On April 15 the American Civil Liberties Union filed a legal challenge to Idaho’s House Bill 500, named the Fairness in Women’s Sports Act. This bill is the first of its kind, which seeks to maintain the sex separation of sport. Criticized as the discriminatory, hurtful and anti-transgender, the ACLU suggested that this bill "bans trans girls from sports,” by “addressing a problem that does not exist.” Idaho ACLU Legal Director Ritchie Eppink noted that “we have been fighting this hateful, unconstitutional legislation since it was introduced.” They have been fighting it, but is it hateful, discriminatory and anti-trans? No. Does it address a real problem? Yes.

Callie Burt

Callie Burt

Sports are separated by sex because of male-female biological differences of which we are all aware. Starting before puberty and accelerating thereafter, males are stronger, faster and bigger than females, on average, and it is not close. Furthermore, this sex-difference isn’t about socialization or effort; it is about biology. Male physiology (muscle mass, greater hemoglobin, bone strength, hip shape, lower fat composition) is exceptionally advantageous for sport. For example, as Coleman and Shreve demonstrated, 400-meter Olympic champion Allyson Felix has her lifetime best time (49.26 seconds) beaten by more than 15,000 boys and men every year. The most lauded women’s sports team of this decade, the U.S. Women’s National Soccer Team, was defeated by the FC Dallas boys age 15 and under team 5-2 before going on to win the Women’s World Cup later that year. If sports were not sex separated, there would be almost no college athletes, no professional athletes and zero Olympic athletes for the vast majority of sports (e.g., track, swimming, tennis, basketball, soccer, cycling, hockey and so on). For female athletes to gain benefits from competitive sport, including the possibility of being on teams and winning occasionally, sports must be sex separated. This is not debatable.

Enter gender. In recent years, we have seen various countries and U.S jurisdictions pass or tacitly allow gender self-identification as a replacement for sex in a variety of arenas, including sports. Many of these bills and efforts no doubt have good intentions, but they are misguided. Gender (identity) is not a synonym for sex. People who are transgender experience a sex-gender mismatch, but they still have a sex, and it is on that basis that they are transgender. People should not be discriminated against on the basis of gender and transgender people deserve full human rights. There is, however no human right to opposite-sex provisions. In other words, maintaining sex-based rights, including sex separated sports, is not discriminatory against people of the opposite sex (including transgender people).
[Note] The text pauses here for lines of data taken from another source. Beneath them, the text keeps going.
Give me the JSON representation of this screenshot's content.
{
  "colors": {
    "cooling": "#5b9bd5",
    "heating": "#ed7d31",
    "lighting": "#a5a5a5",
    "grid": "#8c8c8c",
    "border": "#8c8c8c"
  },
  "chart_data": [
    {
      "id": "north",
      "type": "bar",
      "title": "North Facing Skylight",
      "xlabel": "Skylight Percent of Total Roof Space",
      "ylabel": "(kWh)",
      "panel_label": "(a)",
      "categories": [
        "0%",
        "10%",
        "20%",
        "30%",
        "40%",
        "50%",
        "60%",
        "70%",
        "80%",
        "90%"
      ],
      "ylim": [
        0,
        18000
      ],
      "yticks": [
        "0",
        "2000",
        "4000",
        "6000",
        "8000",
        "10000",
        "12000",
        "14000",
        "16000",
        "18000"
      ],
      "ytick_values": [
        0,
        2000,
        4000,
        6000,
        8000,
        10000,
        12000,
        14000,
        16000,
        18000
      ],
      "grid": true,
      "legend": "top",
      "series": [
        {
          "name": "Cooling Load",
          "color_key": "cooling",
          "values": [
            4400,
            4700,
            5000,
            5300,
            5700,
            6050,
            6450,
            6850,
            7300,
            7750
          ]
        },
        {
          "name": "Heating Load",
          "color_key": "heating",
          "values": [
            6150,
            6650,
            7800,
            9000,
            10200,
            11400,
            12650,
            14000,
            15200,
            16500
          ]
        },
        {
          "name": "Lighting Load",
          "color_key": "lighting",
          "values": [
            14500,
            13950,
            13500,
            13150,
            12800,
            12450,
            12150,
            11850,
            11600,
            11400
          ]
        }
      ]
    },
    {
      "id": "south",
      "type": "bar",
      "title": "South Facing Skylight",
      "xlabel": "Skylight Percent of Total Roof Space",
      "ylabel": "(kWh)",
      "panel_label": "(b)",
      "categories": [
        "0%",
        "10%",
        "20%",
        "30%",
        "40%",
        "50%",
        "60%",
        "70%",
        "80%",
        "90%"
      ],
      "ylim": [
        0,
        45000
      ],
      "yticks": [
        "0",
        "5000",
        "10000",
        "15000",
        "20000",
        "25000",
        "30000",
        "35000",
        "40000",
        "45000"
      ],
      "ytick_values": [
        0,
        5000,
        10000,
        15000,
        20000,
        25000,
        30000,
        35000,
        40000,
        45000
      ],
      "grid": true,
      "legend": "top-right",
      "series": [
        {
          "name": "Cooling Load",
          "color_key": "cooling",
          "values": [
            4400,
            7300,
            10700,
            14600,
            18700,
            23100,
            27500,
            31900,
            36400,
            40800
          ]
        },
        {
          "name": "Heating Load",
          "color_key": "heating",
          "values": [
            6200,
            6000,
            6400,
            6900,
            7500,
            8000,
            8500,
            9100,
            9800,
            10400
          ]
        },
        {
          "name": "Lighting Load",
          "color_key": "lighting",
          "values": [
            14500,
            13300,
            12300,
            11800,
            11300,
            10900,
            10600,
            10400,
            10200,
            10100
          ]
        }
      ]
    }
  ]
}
To be clear, being transgender, non-binary or agender should not be a basis for discriminatory treatment on the basis of gender, but sex-based rights are based on sex, not gender. Females are not disadvantaged versus males in sport because of their gender — being feminine (some aren’t) — or because of their gender identity — they feel female (some don’t, they just are), but because of their sex. Allowing born males (trans girls or trans women) into girls’ and women’s sports makes no sense because gender is irrelevant to sport.

Finally, the ACLU and others have framed HB 500 as a violation of civil liberties, but this too is misguided as we routinely verify individual attributes for a variety of purposes. In the same way that it is not a violation of civil liberties to check people’s eligibility for the Paralympic Games and verify age for age-group categories for buying alcohol, it is not a violation of civil liberties to verify sex for the purposes of maintaining the integrity of female sports. And this does not require invasive genital examinations; in the exceptionally rare case this is in question, a cheek swab or bit of spittle will be sufficient for a genetic test.
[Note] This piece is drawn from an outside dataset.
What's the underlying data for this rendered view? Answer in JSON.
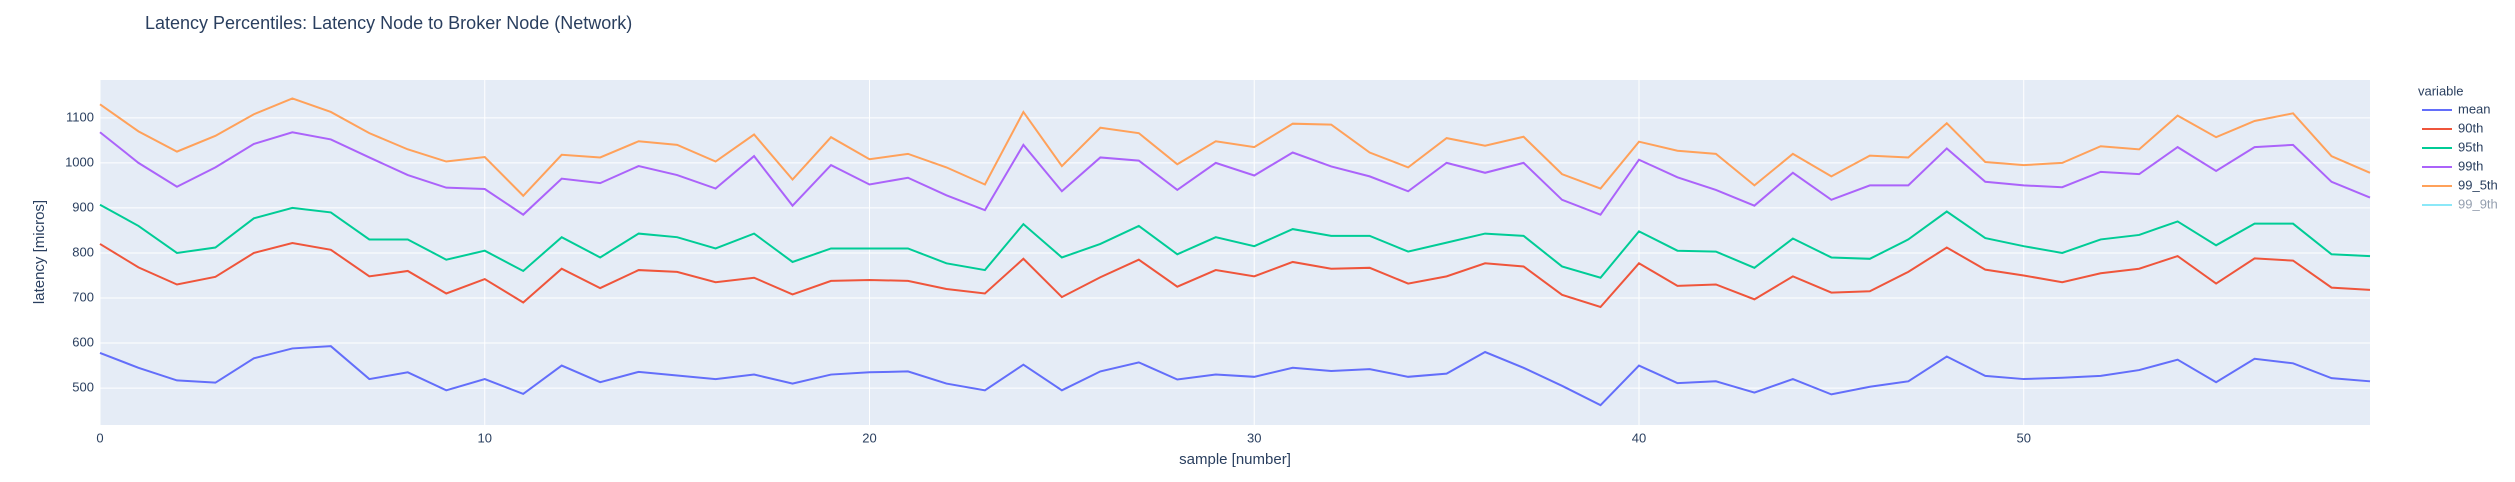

Thus, although cast as hateful, Idaho’s HB 500 is only hateful if you think the sex-separation of sport is hateful (and, if so, then why aren’t you calling for unisex sports?). Furthermore, the ACLU claims HB 500 bans trans girls from sport; that’s false. It bans born males from competitive female athletics, which is, in my view, justifiable policy based on the latest scientific evidence about male advantages in sport. Trans girls are still free to participate in unisex and friendly competitions.
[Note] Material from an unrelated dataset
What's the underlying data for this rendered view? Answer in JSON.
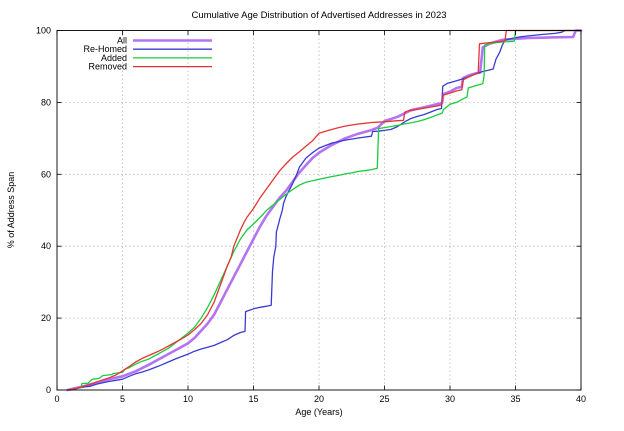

I support Idaho HB 500. Maybe you do not, but at the least, I urge you to consider on what basis it is hateful to eliminate females’ sex-separated sports because trans people experience hardships. This is both unjustifiable and unnecessary. We can create third gender-neutral (unisex) competitions. Moreover, many non-elite unisex competitions exist, along with many other fulfilling activities for people. There is no right to compete in categories that one does not fit based on self-identification. Females’ sex-based rights matter, and for sports at least, gender is irrelevant.